Мне предстояла дома та же драма; я женился по любви, на благородной девице, и у меня уже был сын. Поутру рассказал я жене все и не дал времени расчувствоваться.

– Укладывайте скорее все нужное, – сказал я жене, – а я иду проститься с адмиральшей и отнести ей последнее прости от адмирала.

Вечером, в семь часов, сидел я уже в кибитке и через Псков, как мне приказано было, оставил Ревель навсегда и отправился в Москву.

VIII

Москва была уже не та, какой я видел ее прежде: вкралась недоверчивость, все объяты были страхом, но в родственниках моего адмирала нашел я то же радушие, то же гостеприимство и ту же готовность помочь мне своим кредитом. По новому учреждению каждый офицер должен был явиться к коменданту Гагсу. С трепетом предстал я перед ним; обойдя всех офицеров, дошел он до меня, и едва успел я выговорить свое имя, как он, взяв меня за руку, сказал:

– Пожалуйте ко мне, – я пошел за ним в кабинет, – вы напрасно сюда приехали, вы, батька, кажется, исключен, и ваш адмирал очень худо.

Добродушный тон коменданта меня ободрил. Я рассказал ему вкратце все обстоятельства и милость адмирала, который дал мне отпуск задним числом.

– Хорошо, – отвечал комендант, – мы поедем вместе к графу Ивану Петрович, он лучше знай.

Вот уже я с комендантом перед графом Иваном Петровичем Салтыковым[65]. Он расспросил меня об адмирале моем, изъявил сожаление, вошел и в мое положение, спросив: сколько дней мне нужно пробыть в Москве? Я объявил ему, что буду ожидать письма от брата графа Палена из Ревеля, и с оным тотчас уеду в Петербург.

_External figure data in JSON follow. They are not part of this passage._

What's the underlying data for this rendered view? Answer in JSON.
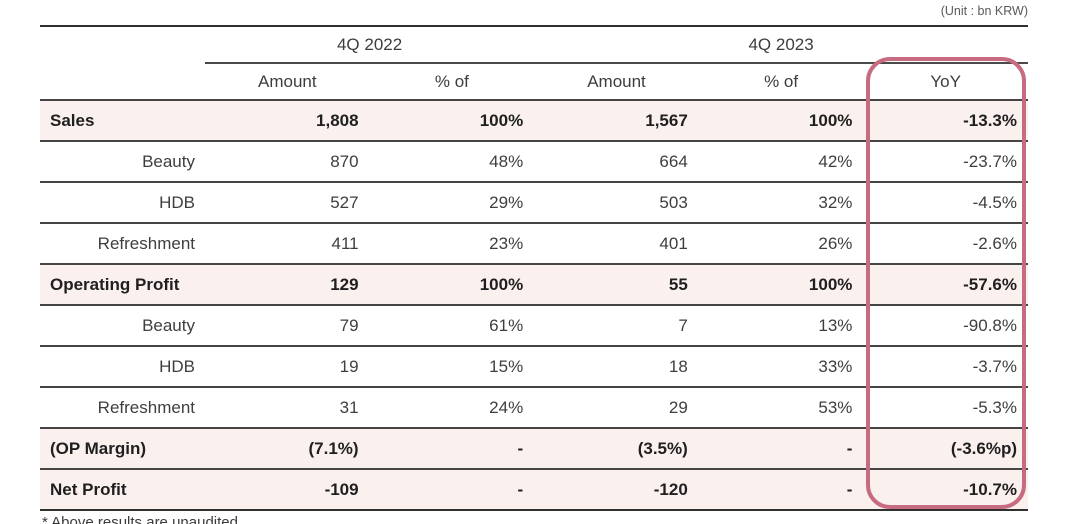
{
  "meta": {
    "unit_note": "(Unit : bn KRW)",
    "footnote": "* Above results are unaudited"
  },
  "colors": {
    "accent_outline": "#c76b80",
    "highlight_row_bg": "#faf1ef",
    "rule_dark": "#303030"
  },
  "table": {
    "column_groups": [
      {
        "label": "4Q 2022"
      },
      {
        "label": "4Q 2023"
      }
    ],
    "columns": [
      "Amount",
      "% of",
      "Amount",
      "% of",
      "YoY"
    ],
    "highlighted_column": "YoY",
    "rows": [
      {
        "label": "Sales",
        "emphasis": true,
        "cells": [
          "1,808",
          "100%",
          "1,567",
          "100%",
          "-13.3%"
        ]
      },
      {
        "label": "Beauty",
        "emphasis": false,
        "cells": [
          "870",
          "48%",
          "664",
          "42%",
          "-23.7%"
        ]
      },
      {
        "label": "HDB",
        "emphasis": false,
        "cells": [
          "527",
          "29%",
          "503",
          "32%",
          "-4.5%"
        ]
      },
      {
        "label": "Refreshment",
        "emphasis": false,
        "cells": [
          "411",
          "23%",
          "401",
          "26%",
          "-2.6%"
        ]
      },
      {
        "label": "Operating Profit",
        "emphasis": true,
        "cells": [
          "129",
          "100%",
          "55",
          "100%",
          "-57.6%"
        ]
      },
      {
        "label": "Beauty",
        "emphasis": false,
        "cells": [
          "79",
          "61%",
          "7",
          "13%",
          "-90.8%"
        ]
      },
      {
        "label": "HDB",
        "emphasis": false,
        "cells": [
          "19",
          "15%",
          "18",
          "33%",
          "-3.7%"
        ]
      },
      {
        "label": "Refreshment",
        "emphasis": false,
        "cells": [
          "31",
          "24%",
          "29",
          "53%",
          "-5.3%"
        ]
      },
      {
        "label": "(OP Margin)",
        "emphasis": true,
        "cells": [
          "(7.1%)",
          "-",
          "(3.5%)",
          "-",
          "(-3.6%p)"
        ]
      },
      {
        "label": "Net Profit",
        "emphasis": true,
        "cells": [
          "-109",
          "-",
          "-120",
          "-",
          "-10.7%"
        ]
      }
    ]
  }
}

– Так и быть, оставьте его здесь, – сказал граф коменданту, – только, – обратясь ко мне, прибавил, – не показывайтесь Гертелю[66].

Комендант вышел со мной и, отпуская меня, сказал:

– Ко мне явись утром, а коли нужда, вечером в семь или восемь часов, а теперь скорее домой. Кланяйся Анне Матвеевне и Григорию Григорьевичу (то были мать и брат моего адмирала).

Кому я был обязан этим спасением, хотя и не понимал, в чем дело состояло? – Людям, – остаткам века Екатерины, которые еще втайне умели блогодетельствовать нашей братии, офицерам, не ведающим, что делалось вверху.

Матери моей уже не было на свете; на году смерть прекратила нить жизни ее. Она сразила ее в подмосковной, которая после была моею. Я отыскал ее могилу и памятник, бросился на землю, и со слезами просил прощения, что женился без ее согласия и воли.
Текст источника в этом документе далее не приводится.